Open michaeljfazio opened 4 years ago
my node get stuck after awhile, the lastBlockDate field will not update for hours untill I manually stop and start my node
Software watchdog is a systemd functionality, it barely has anything to do with Jormungandr itself. There is a related component systemd-notify
that can be utilized to send events to systemd watchdog helper.

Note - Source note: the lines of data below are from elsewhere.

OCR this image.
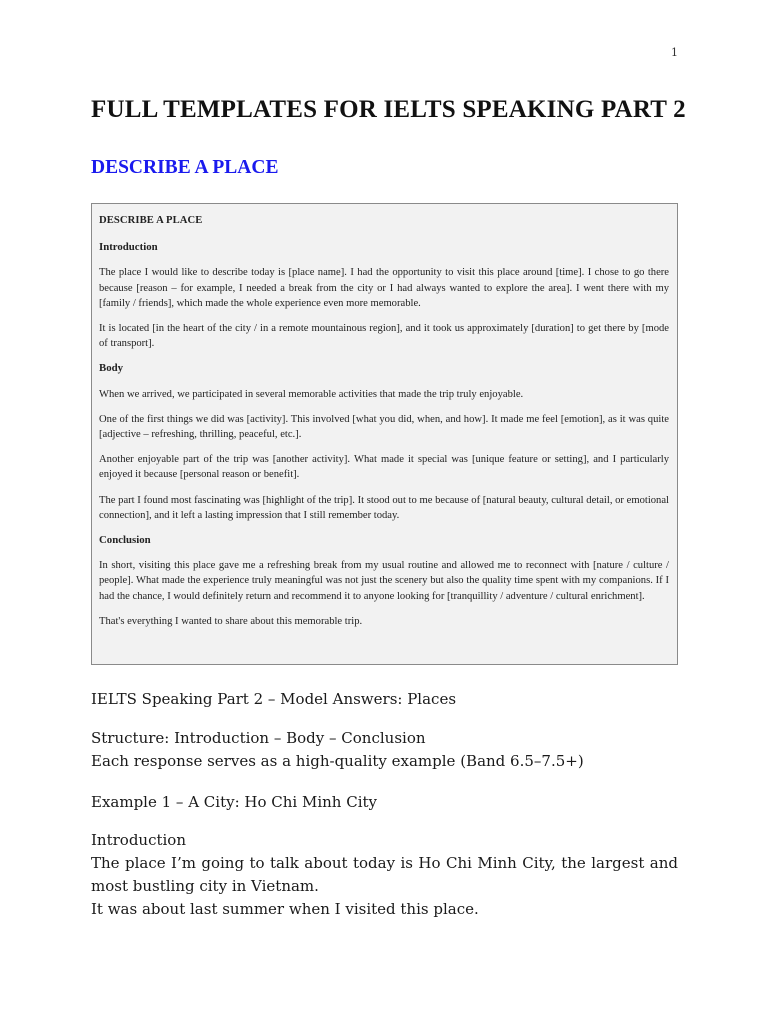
1
FULL TEMPLATES FOR IELTS SPEAKING PART 2
DESCRIBE A PLACE
DESCRIBE A PLACE
Introduction

The place I would like to describe today is [place name]. I had the opportunity to visit this place around [time]. I chose to go there because [reason – for example, I needed a break from the city or I had always wanted to explore the area]. I went there with my [family / friends], which made the whole experience even more memorable.

It is located [in the heart of the city / in a remote mountainous region], and it took us approximately [duration] to get there by [mode of transport].

Body

When we arrived, we participated in several memorable activities that made the trip truly enjoyable.

One of the first things we did was [activity]. This involved [what you did, when, and how]. It made me feel [emotion], as it was quite [adjective – refreshing, thrilling, peaceful, etc.].

Another enjoyable part of the trip was [another activity]. What made it special was [unique feature or setting], and I particularly enjoyed it because [personal reason or benefit].

The part I found most fascinating was [highlight of the trip]. It stood out to me because of [natural beauty, cultural detail, or emotional connection], and it left a lasting impression that I still remember today.

Conclusion

In short, visiting this place gave me a refreshing break from my usual routine and allowed me to reconnect with [nature / culture / people]. What made the experience truly meaningful was not just the scenery but also the quality time spent with my companions. If I had the chance, I would definitely return and recommend it to anyone looking for [tranquillity / adventure / cultural enrichment].

That's everything I wanted to share about this memorable trip.

IELTS Speaking Part 2 – Model Answers: Places

Structure: Introduction – Body – Conclusion

Each response serves as a high-quality example (Band 6.5–7.5+)

Example 1 – A City: Ho Chi Minh City

Introduction

The place I’m going to talk about today is Ho Chi Minh City, the largest and most bustling city in Vietnam.

It was about last summer when I visited this place.
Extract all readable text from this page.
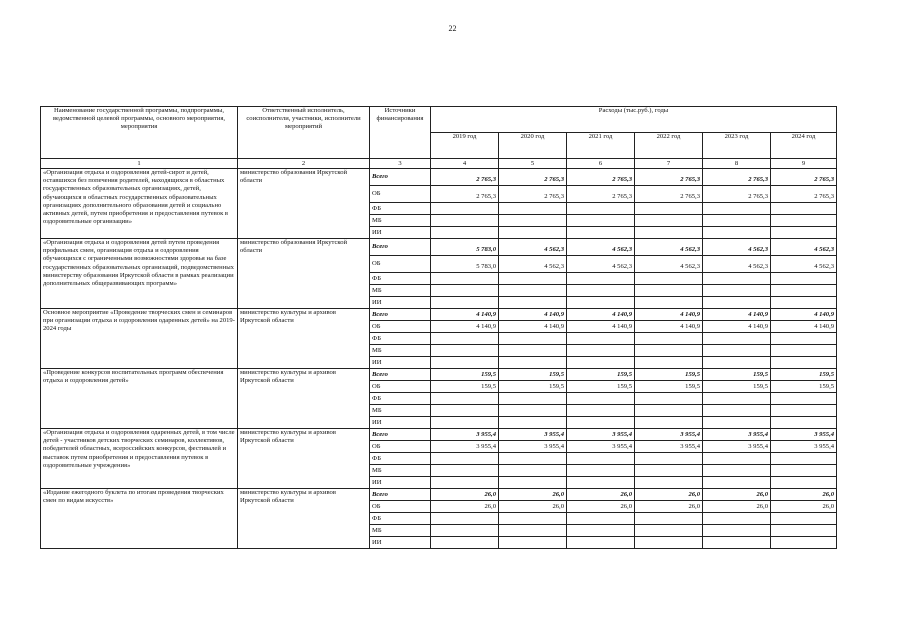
22
Наименование государственной программы, подпрограммы, ведомственной целевой программы, основного мероприятия, мероприятия	Ответственный исполнитель, соисполнители, участники, исполнители мероприятий	Источники финансирования	Расходы (тыс.руб.), годы					
			2019 год	2020 год	2021 год	2022 год	2023 год	2024 год
1	2	3	4	5	6	7	8	9
«Организация отдыха и оздоровления детей-сирот и детей, оставшихся без попечения родителей, находящихся в областных государственных образовательных организациях, детей, обучающихся в областных государственных образовательных организациях дополнительного образования детей и социально активных детей, путем приобретения и предоставления путевок в оздоровительные организации»	министерство образования Иркутской области	Всего	2 765,3	2 765,3	2 765,3	2 765,3	2 765,3	2 765,3
		ОБ	2 765,3	2 765,3	2 765,3	2 765,3	2 765,3	2 765,3
		ФБ						
		МБ						
		ИИ						
«Организация отдыха и оздоровления детей путем проведения профильных смен, организация отдыха и оздоровления обучающихся с ограниченными возможностями здоровья на базе государственных образовательных организаций, подведомственных министерству образования Иркутской области в рамках реализации дополнительных общеразвивающих программ»	министерство образования Иркутской области	Всего	5 783,0	4 562,3	4 562,3	4 562,3	4 562,3	4 562,3
		ОБ	5 783,0	4 562,3	4 562,3	4 562,3	4 562,3	4 562,3
		ФБ						
		МБ						
		ИИ						
Основное мероприятие «Проведение творческих смен и семинаров при организации отдыха и оздоровления одаренных детей» на 2019-2024 годы	министерство культуры и архивов Иркутской области	Всего	4 140,9	4 140,9	4 140,9	4 140,9	4 140,9	4 140,9
		ОБ	4 140,9	4 140,9	4 140,9	4 140,9	4 140,9	4 140,9
		ФБ						
		МБ						
		ИИ						
«Проведение конкурсов воспитательных программ обеспечения отдыха и оздоровления детей»	министерство культуры и архивов Иркутской области	Всего	159,5	159,5	159,5	159,5	159,5	159,5
		ОБ	159,5	159,5	159,5	159,5	159,5	159,5
		ФБ						
		МБ						
		ИИ						
«Организация отдыха и оздоровления одаренных детей, в том числе детей - участников детских творческих семинаров, коллективов, победителей областных, всероссийских конкурсов, фестивалей и выставок путем приобретения и предоставления путевок в оздоровительные учреждения»	министерство культуры и архивов Иркутской области	Всего	3 955,4	3 955,4	3 955,4	3 955,4	3 955,4	3 955,4
		ОБ	3 955,4	3 955,4	3 955,4	3 955,4	3 955,4	3 955,4
		ФБ						
		МБ						
		ИИ						
«Издание ежегодного буклета по итогам проведения творческих смен по видам искусств»	министерство культуры и архивов Иркутской области	Всего	26,0	26,0	26,0	26,0	26,0	26,0
		ОБ	26,0	26,0	26,0	26,0	26,0	26,0
		ФБ						
		МБ						
		ИИ						
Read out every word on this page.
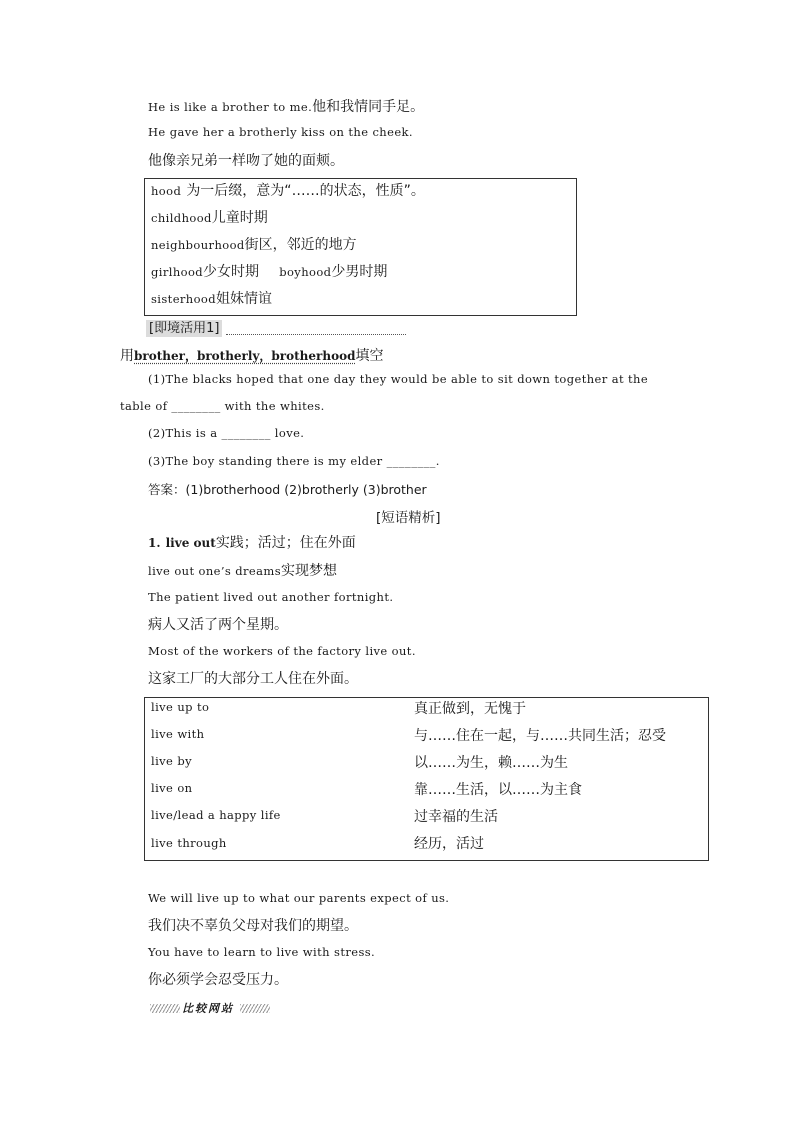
He is like a brother to me.他和我情同手足。
He gave her a brotherly kiss on the cheek.
他像亲兄弟一样吻了她的面颊。
hood 为一后缀，意为“……的状态，性质”。
childhood儿童时期
neighbourhood街区，邻近的地方
girlhood少女时期 boyhood少男时期
sisterhood姐妹情谊
[即境活用1]
用brother，brotherly，brotherhood填空
(1)The blacks hoped that one day they would be able to sit down together at the
table of ________ with the whites.
(2)This is a ________ love.
(3)The boy standing there is my elder ________.
答案：(1)brotherhood (2)brotherly (3)brother
[短语精析]
1. live out实践；活过；住在外面
live out one’s dreams实现梦想
The patient lived out another fortnight.
病人又活了两个星期。
Most of the workers of the factory live out.
这家工厂的大部分工人住在外面。
live up to	真正做到，无愧于
live with	与……住在一起，与……共同生活；忍受
live by	以……为生，赖……为生
live on	靠……生活，以……为主食
live/lead a happy life	过幸福的生活
live through	经历，活过
We will live up to what our parents expect of us.
我们决不辜负父母对我们的期望。
You have to learn to live with stress.
你必须学会忍受压力。
比较网站
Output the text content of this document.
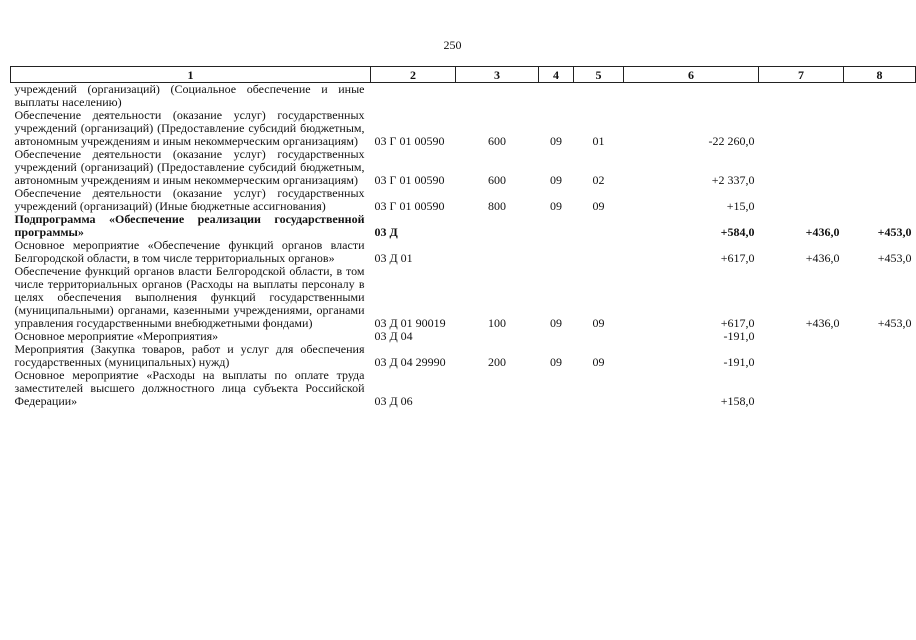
250
1	2	3	4	5	6	7	8
учреждений (организаций) (Социальное обеспечение и иные выплаты населению)							
Обеспечение деятельности (оказание услуг) государственных учреждений (организаций) (Предоставление субсидий бюджетным, автономным учреждениям и иным некоммерческим организациям)	03 Г 01 00590	600	09	01	-22 260,0		
Обеспечение деятельности (оказание услуг) государственных учреждений (организаций) (Предоставление субсидий бюджетным, автономным учреждениям и иным некоммерческим организациям)	03 Г 01 00590	600	09	02	+2 337,0		
Обеспечение деятельности (оказание услуг) государственных учреждений (организаций) (Иные бюджетные ассигнования)	03 Г 01 00590	800	09	09	+15,0		
Подпрограмма «Обеспечение реализации государственной программы»	03 Д				+584,0	+436,0	+453,0
Основное мероприятие «Обеспечение функций органов власти Белгородской области, в том числе территориальных органов»	03 Д 01				+617,0	+436,0	+453,0
Обеспечение функций органов власти Белгородской области, в том числе территориальных органов (Расходы на выплаты персоналу в целях обеспечения выполнения функций государственными (муниципальными) органами, казенными учреждениями, органами управления государственными внебюджетными фондами)	03 Д 01 90019	100	09	09	+617,0	+436,0	+453,0
Основное мероприятие «Мероприятия»	03 Д 04				-191,0		
Мероприятия (Закупка товаров, работ и услуг для обеспечения государственных (муниципальных) нужд)	03 Д 04 29990	200	09	09	-191,0		
Основное мероприятие «Расходы на выплаты по оплате труда заместителей высшего должностного лица субъекта Российской Федерации»	03 Д 06				+158,0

I think 2 modifications are needed in Jormungandr:
Software watchdog is a systemd functionality, it barely has anything to do with Jormungandr itself.
Correct?
There is a related component systemd-notify that can be utilized to send events to systemd watchdog helper.
Yes. The systemd-notify
util calls into systemd watchdog functionality and allows scripts to interface with systemd watchdogs. Compiled applications that can link directly to sd_notify however don't need, nor should they use systemd-notify
.
Jormungandr should implement the sd_notify crate and notify systemd directly of process status events.
During startup/bootstrap, systemd would notify systemd that it is in READY=0 state. Once bootstrap completes. Jormungandr would notify systemd READY=1 state. Then, with each block received/created Jormungandr would notify systemd WATCHDOG=1
All of this via proper service calls and NOT with externally invoked systemd-notify.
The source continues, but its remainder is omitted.